L'architecte du projet, Philippe Blandin, de l'agence In/On, s'est rapidement plaint que le chantier ne suive pas ses dessins. Pour toute réponse, il a été privé de contrat ! L'homme a déposé, en mai, une plainte devant le pôle financier de Paris pour « contrefaçon et faux ». En plus de 117 (!) modifications entre son plan et les bâtiments construits, l'architecte s'inquiète de leurs trop faibles appuis. De nombreux experts, de la SNCF et du bureau d'études Setec, mettent également en cause ces allègements.
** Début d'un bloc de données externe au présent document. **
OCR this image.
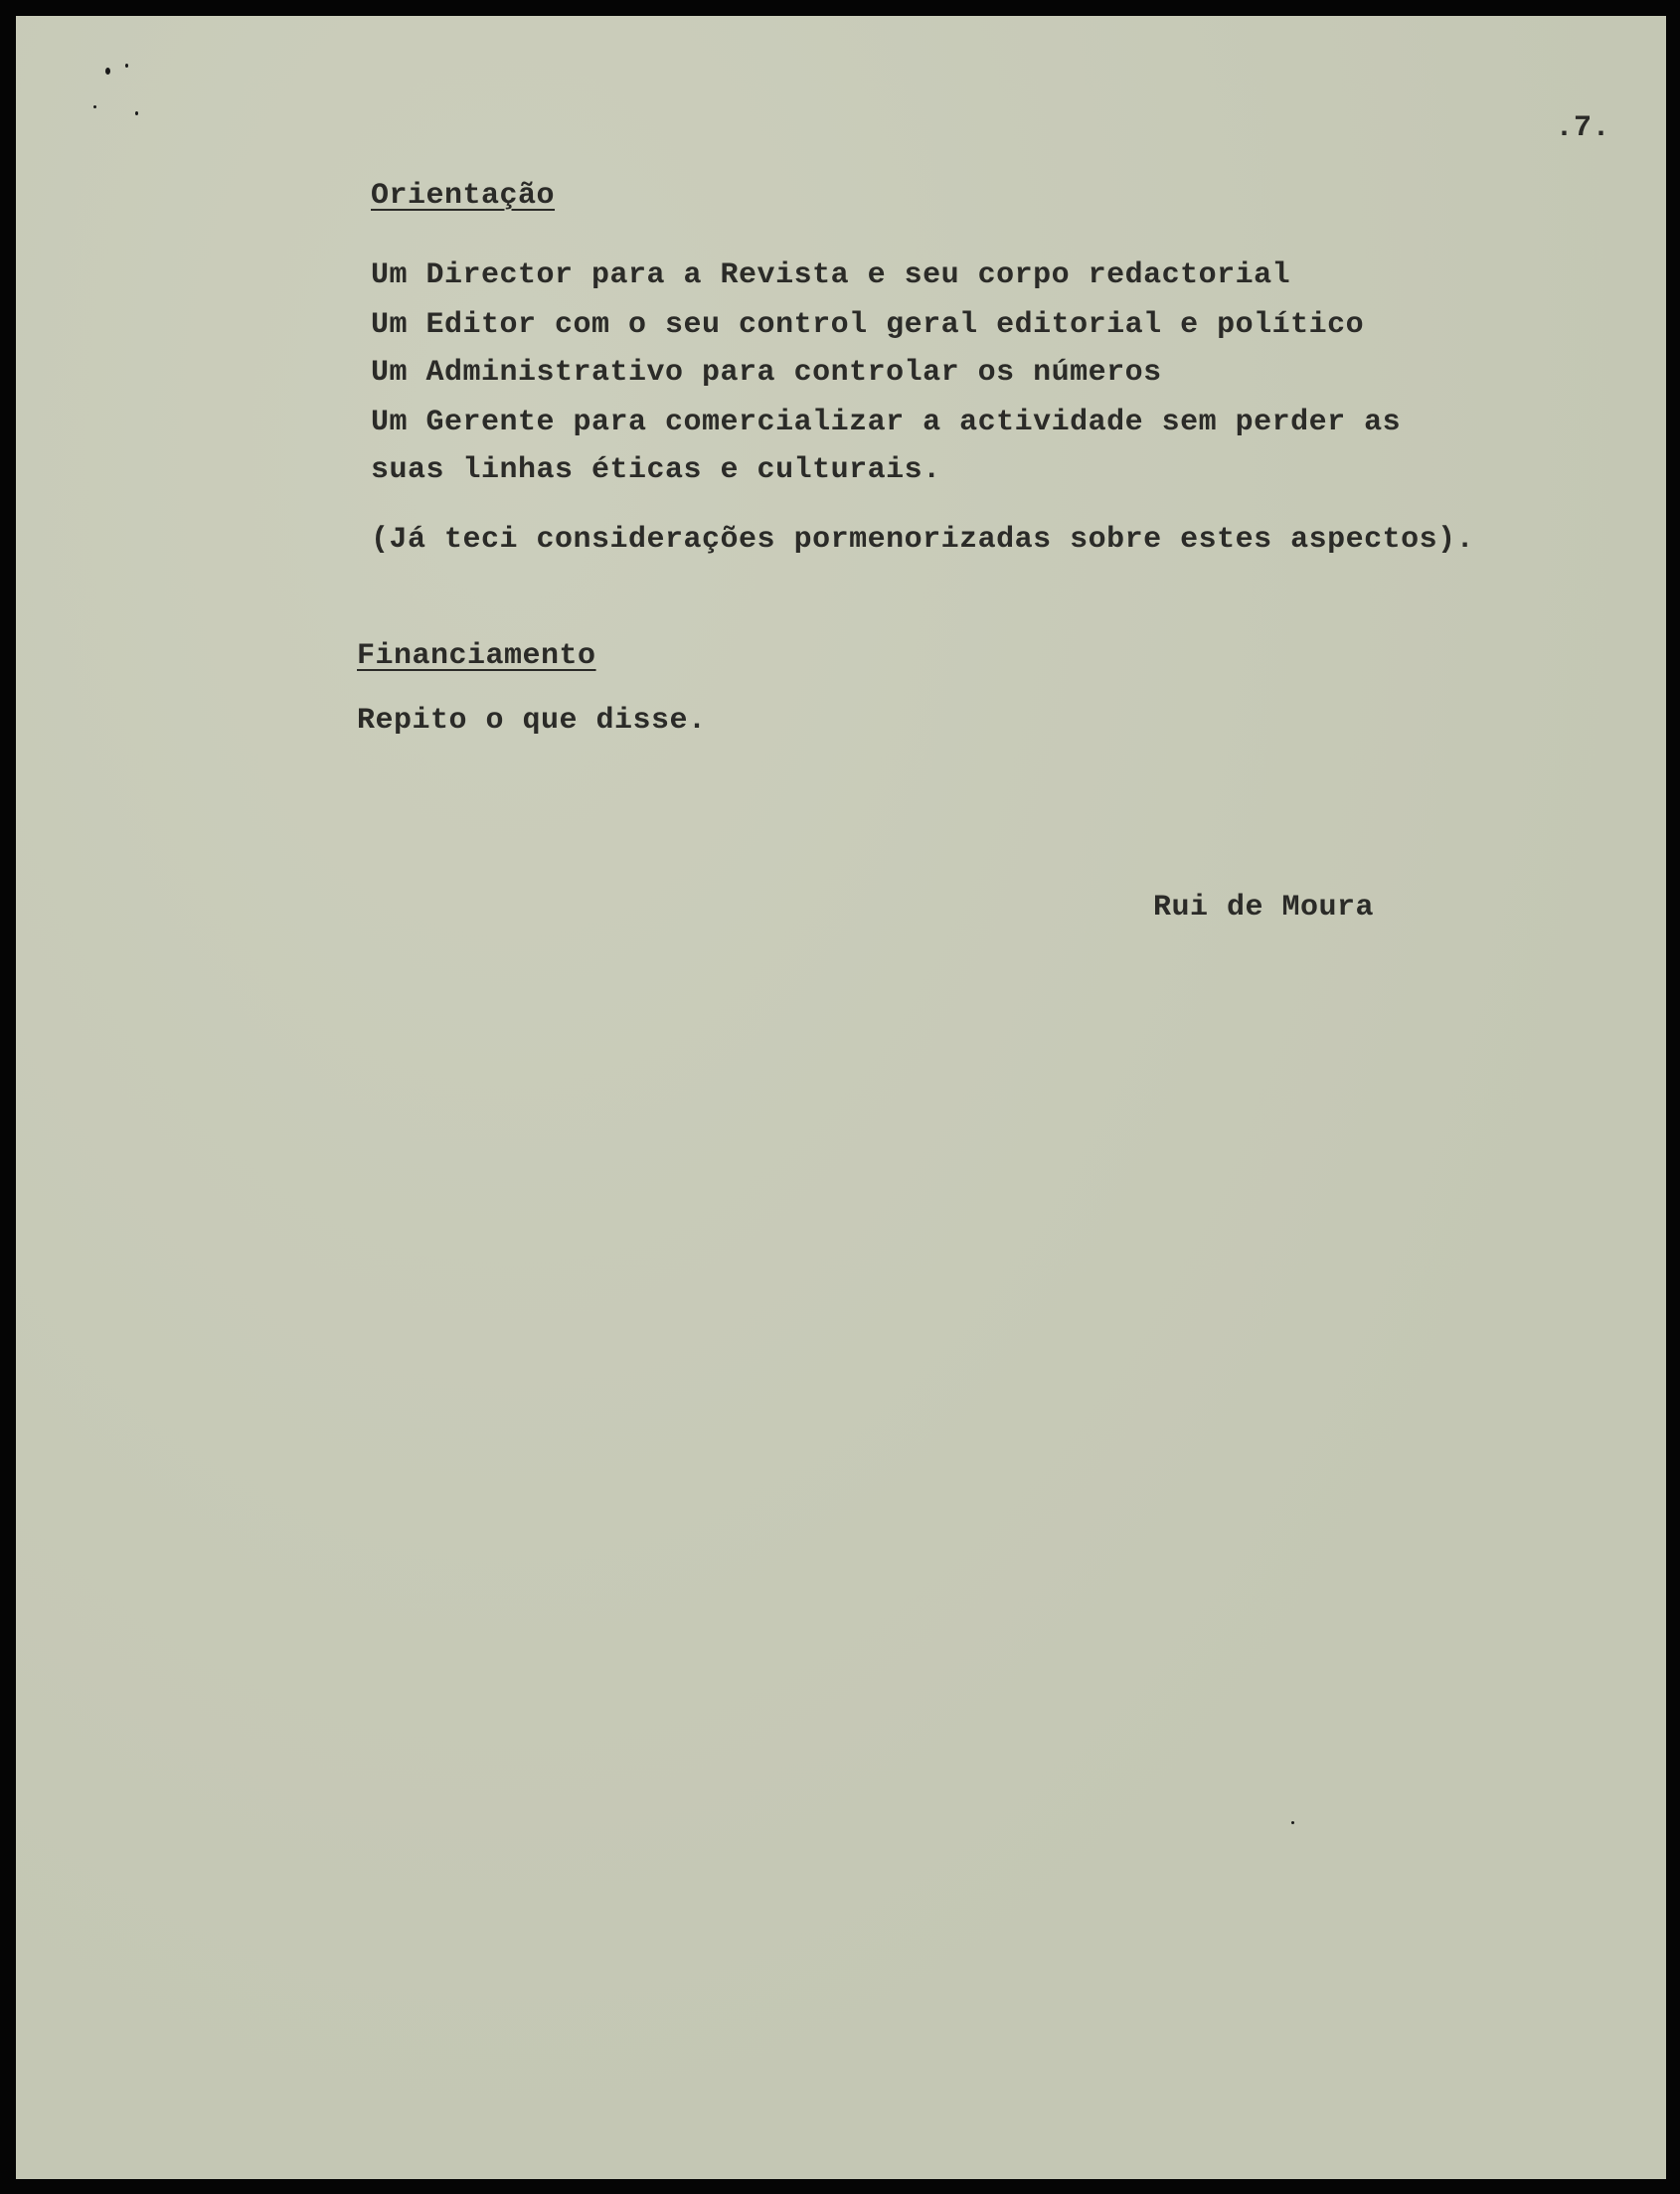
.7.
Orientação
Um Director para a Revista e seu corpo redactorial
Um Editor com o seu control geral editorial e político
Um Administrativo para controlar os números
Um Gerente para comercializar a actividade sem perder as
suas linhas éticas e culturais.
(Já teci considerações pormenorizadas sobre estes aspectos).
Financiamento
Repito o que disse.
Rui de Moura
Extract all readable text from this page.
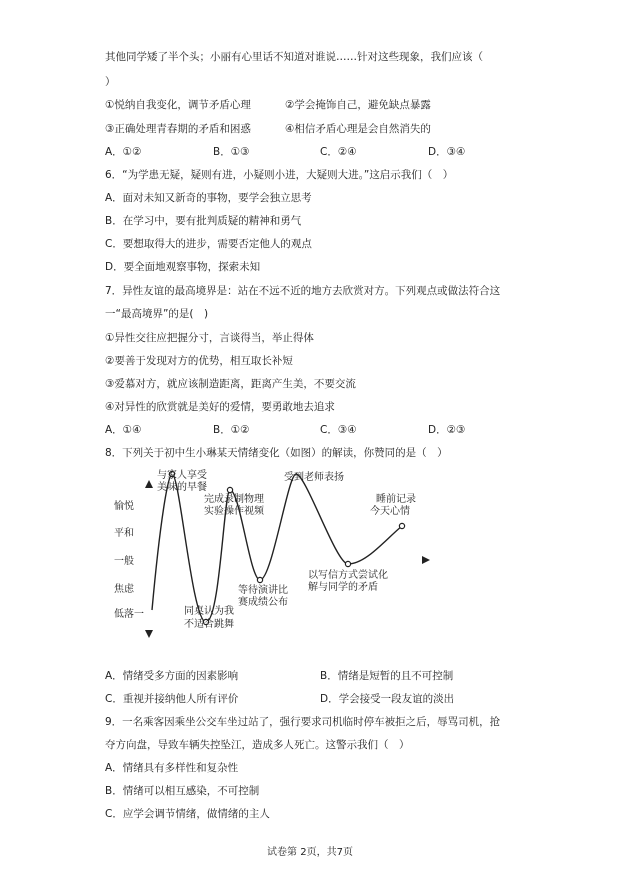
其他同学矮了半个头；小丽有心里话不知道对谁说……针对这些现象，我们应该（
）
①悦纳自我变化，调节矛盾心理	②学会掩饰自己，避免缺点暴露
③正确处理青春期的矛盾和困惑	④相信矛盾心理是会自然消失的
A．①②	B．①③	C．②④	D．③④
6．“为学患无疑，疑则有进，小疑则小进，大疑则大进。”这启示我们（　）
A．面对未知又新奇的事物，要学会独立思考
B．在学习中，要有批判质疑的精神和勇气
C．要想取得大的进步，需要否定他人的观点
D．要全面地观察事物，探索未知
7．异性友谊的最高境界是：站在不远不近的地方去欣赏对方。下列观点或做法符合这
一“最高境界”的是(　)
①异性交往应把握分寸，言谈得当，举止得体
②要善于发现对方的优势，相互取长补短
③爱慕对方，就应该制造距离，距离产生美，不要交流
④对异性的欣赏就是美好的爱情，要勇敢地去追求
A．①④	B．①②	C．③④	D．②③
8．下列关于初中生小琳某天情绪变化（如图）的解读，你赞同的是（　）
愉悦
平和
一般
焦虑
低落一
与家人享受
美味的早餐
完成录制物理
实验操作视频
受到老师表扬
睡前记录
今天心情
同桌认为我
不适合跳舞
等待演讲比
赛成绩公布
以写信方式尝试化
解与同学的矛盾
A．情绪受多方面的因素影响	B．情绪是短暂的且不可控制
C．重视并接纳他人所有评价	D．学会接受一段友谊的淡出
9．一名乘客因乘坐公交车坐过站了，强行要求司机临时停车被拒之后，辱骂司机，抢
夺方向盘，导致车辆失控坠江，造成多人死亡。这警示我们（　）
A．情绪具有多样性和复杂性
B．情绪可以相互感染，不可控制
C．应学会调节情绪，做情绪的主人
试卷第 2页，共7页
Après de multiples tergiversations, le groupe de BTP a promis-juré qu'il avait entrepris des travaux de consolidation, notamment sur une énorme structure de béton armé.

 

Profs et étudiants pas rassurés pour leur sécurité

Peut-on l'attester aujourd'hui ? Difficile de le dire. Contactée à de multiples reprises, la direction de l'université n'a pas été en mesure de nous répondre. Josiane Pinto est enseignante-chercheuse en psychologie à Diderot. Elle siège comme élue syndicale au conseil d'administration. L’enseignante n'en revient toujours pas de ces contrats signés pour des montants faramineux. Le Canard Enchaîné parle d'un « ensemble de 45 000 mètres carrés qui coûte la bagatelle de 108 M€ hors taxes, avancés par les bétonneurs. Puis l'État leur versera un loyer de 10 M€ de loyer annuel, durant... vingt-sept ans ! » Une bonne opération pour Vinci donc. Mais ce qui la préoccupe au premier chef aujourd'hui, c'est la sécurité des étudiants : « Cette fameuse dalle a finalement été construite sans rectification.